Over the past six years, thousands of hikers have snapped photos of plants and animals on the Appalachian Trail.
They’ve uploaded those photos to an app called iNaturalist, which records their coordinates. The app’s technology, as well as other naturalists, have helped confirm the types of flora and fauna in the photos. That’s created mountains of data for researchers to wade through: more than 50,000 observations of 3,400 species.
Those photos, along with other observations taken by naturalists at sites in the White Mountains since 2004, paint a portrait of how climate change is transforming one of the most famous hiking trails in the U.S.
As temperatures warm, spring is arriving earlier and plants are responding to new signals. The timing of when they put out leaves and flowers — known as their spring phenology — is shifting earlier, according to research published in August by Appalachian Mountain Club scientists.
Plants started growing leaves and flowers three to six days earlier per degree Celsius of warming, the researchers found. In the northern part of the trail — including parts of New Hampshire, Vermont, Massachusetts and Maine — understory plants were affected by early springs more than trees were.
“You can think of the timing of these events, this phenology, as sort of like a bioindicator for change. It's like taking a pulse of climate change,” said Jordon Tourville, a terrestrial ecologist for the Appalachian Mountain Club.

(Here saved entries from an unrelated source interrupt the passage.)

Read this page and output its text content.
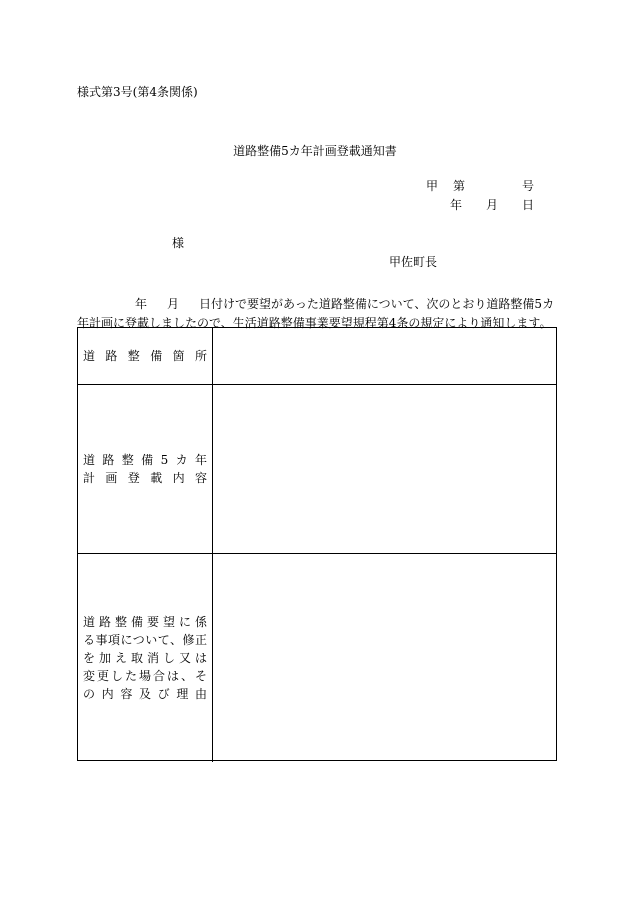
様式第3号(第4条関係)
道路整備5カ年計画登載通知書
甲 第	号
年 月 日
様
甲佐町長
年 月 日付けで要望があった道路整備について、次のとおり道路整備5カ
年計画に登載しましたので、生活道路整備事業要望規程第4条の規定により通知します。
道路整備箇所
道路整備5カ年
計画登載内容
道路整備要望に係
る事項について、修正
を加え取消し又は
変更した場合は、そ
の内容及び理由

For the northern part of the Appalachian Trail, understory plants are gaining more time to soak up the sun before tree canopies close over and shade them in. That could be a benefit for plants, which need that time to photosynthesize and grow.
But, Tourville said, there could be downsides. If plants flower earlier, they may miss their pollinator partners. And they could be more vulnerable to frost events, which are still a risk in spring.
“It would only take one really cold night after a plant has flowered and leafed out for those flowers to be knocked off,” he said. “All that reproductive effort is wasted.”
The northeastern part of the country the Appalachian Trail slices through is warming faster than other parts of the U.S.
Tourville said Forest Service officials could use the research on spring changes to better manage the land through warming seasons. They could support pollinators, help reduce the stress that plants experience, even collect seeds and grow plants in greenhouses that could be at risk of disappearing.
For now, Tourville says, he wants people to be aware that plants on these trails are experiencing big changes, and monitoring their life cycles can help.
“It’s important that we monitor phenology because that’s the indicator of change,” he said. “We identify those species and areas that are responding the most to climate change. Then we can try to address the stressors to those species that would cause them to maybe start to blink out in certain locations.”
Hikers, he said, can help, as long as they can take pictures of the plants they see.
“The more awareness we have, the more people have iNaturalist downloaded and are subscribed to our projects — the amount of data just balloons out and we're covering areas that we never were able to before,” he said.